Background: The authors conducted a prospective cohort clinical study to investigate the effectiveness of alternative treatments to the replacement of defective amalgam restorations.
Methods: Fifty patients aged 21 through 77 years (mean age, 56 years) with 113 defective amalgam restorations that were diagnosed during treatment planning participated in the study. The authors assigned each tooth to one of five treatment groups: repair with amalgam (n = 20), sealing of defective margins (n = 23), refinishing (n = 23), replacement (n = 22) or no treatment (n = 25). The replacement and no-treatment groups served as comparison groups, and the authors assigned 47 teeth randomly to these groups. Two clinicians examined the restorations before and after the assigned treatment and at subsequent recall visits by using modified U.S. Public Health Service criteria including marginal adaptation, anatomic form, occlusal and proximal contact, postoperative sensitivity and secondary caries.

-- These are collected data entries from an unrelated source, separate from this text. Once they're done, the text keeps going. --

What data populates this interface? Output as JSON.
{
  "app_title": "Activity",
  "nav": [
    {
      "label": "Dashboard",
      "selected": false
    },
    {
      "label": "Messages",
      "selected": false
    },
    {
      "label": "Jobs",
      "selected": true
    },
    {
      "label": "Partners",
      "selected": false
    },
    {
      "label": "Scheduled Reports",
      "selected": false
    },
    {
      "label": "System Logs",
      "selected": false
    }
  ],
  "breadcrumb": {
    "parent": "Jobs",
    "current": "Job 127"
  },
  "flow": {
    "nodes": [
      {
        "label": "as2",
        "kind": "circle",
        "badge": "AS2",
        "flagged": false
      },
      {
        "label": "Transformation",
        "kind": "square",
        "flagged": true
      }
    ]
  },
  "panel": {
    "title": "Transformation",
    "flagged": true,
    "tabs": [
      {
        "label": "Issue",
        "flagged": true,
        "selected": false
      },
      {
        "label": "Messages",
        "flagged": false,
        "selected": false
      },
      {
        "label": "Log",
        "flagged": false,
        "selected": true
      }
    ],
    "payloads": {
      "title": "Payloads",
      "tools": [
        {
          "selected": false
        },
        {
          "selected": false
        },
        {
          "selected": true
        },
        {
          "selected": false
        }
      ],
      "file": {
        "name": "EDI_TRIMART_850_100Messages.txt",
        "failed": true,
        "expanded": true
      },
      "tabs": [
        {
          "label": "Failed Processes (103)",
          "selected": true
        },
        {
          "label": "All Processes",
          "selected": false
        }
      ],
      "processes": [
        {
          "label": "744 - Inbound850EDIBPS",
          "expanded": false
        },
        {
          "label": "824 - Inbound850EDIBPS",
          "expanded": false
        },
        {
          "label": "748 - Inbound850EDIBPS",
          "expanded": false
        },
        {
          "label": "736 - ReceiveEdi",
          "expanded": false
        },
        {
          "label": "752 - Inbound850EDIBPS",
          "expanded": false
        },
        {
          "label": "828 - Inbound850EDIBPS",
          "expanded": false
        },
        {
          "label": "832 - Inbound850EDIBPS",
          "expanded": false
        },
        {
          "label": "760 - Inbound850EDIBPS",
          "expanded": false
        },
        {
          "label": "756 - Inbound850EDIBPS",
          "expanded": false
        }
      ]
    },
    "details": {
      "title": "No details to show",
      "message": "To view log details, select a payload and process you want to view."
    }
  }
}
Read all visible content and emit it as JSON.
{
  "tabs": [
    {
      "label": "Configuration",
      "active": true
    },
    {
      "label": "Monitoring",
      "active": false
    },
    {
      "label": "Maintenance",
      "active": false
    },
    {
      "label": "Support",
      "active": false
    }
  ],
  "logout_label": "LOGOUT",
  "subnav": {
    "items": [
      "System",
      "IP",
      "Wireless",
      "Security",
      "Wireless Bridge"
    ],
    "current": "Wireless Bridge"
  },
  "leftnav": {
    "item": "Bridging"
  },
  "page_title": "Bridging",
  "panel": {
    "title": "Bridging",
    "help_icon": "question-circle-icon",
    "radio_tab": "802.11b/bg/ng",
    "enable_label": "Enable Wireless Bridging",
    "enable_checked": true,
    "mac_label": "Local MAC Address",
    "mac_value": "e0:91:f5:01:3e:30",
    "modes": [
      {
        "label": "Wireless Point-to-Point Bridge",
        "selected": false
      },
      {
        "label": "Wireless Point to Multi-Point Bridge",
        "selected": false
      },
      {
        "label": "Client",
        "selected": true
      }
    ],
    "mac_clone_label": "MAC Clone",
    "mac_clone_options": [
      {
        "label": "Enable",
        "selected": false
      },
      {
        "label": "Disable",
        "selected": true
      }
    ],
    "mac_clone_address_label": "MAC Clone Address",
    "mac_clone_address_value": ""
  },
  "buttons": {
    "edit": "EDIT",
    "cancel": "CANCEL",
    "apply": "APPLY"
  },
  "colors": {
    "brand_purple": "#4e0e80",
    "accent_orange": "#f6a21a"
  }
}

Results: The clinicians examined 94 restorations (83 percent) at the one-year recall visit, 74 (65 percent) at the two-year recall visit and 54 (48 percent) at the seven-year recall visit. They observed most of the downgraded and failed restorations after the first two years of clinical service.
Conclusions: The study results show that some degree of degradation occurred in all treatment groups, including the replacement group, at the seven-year recall examination, with no significant failure rate. The results support the repair of defective amalgam restorations as an alternative to replacement. Furthermore, the study findings show that in future controlled clinical trials, all teeth may receive random assignment.
Clinical implications: The study findings support repair rather than replacement of amalgam restorations with localized defects. Randomized controlled trials are needed to confirm these findings.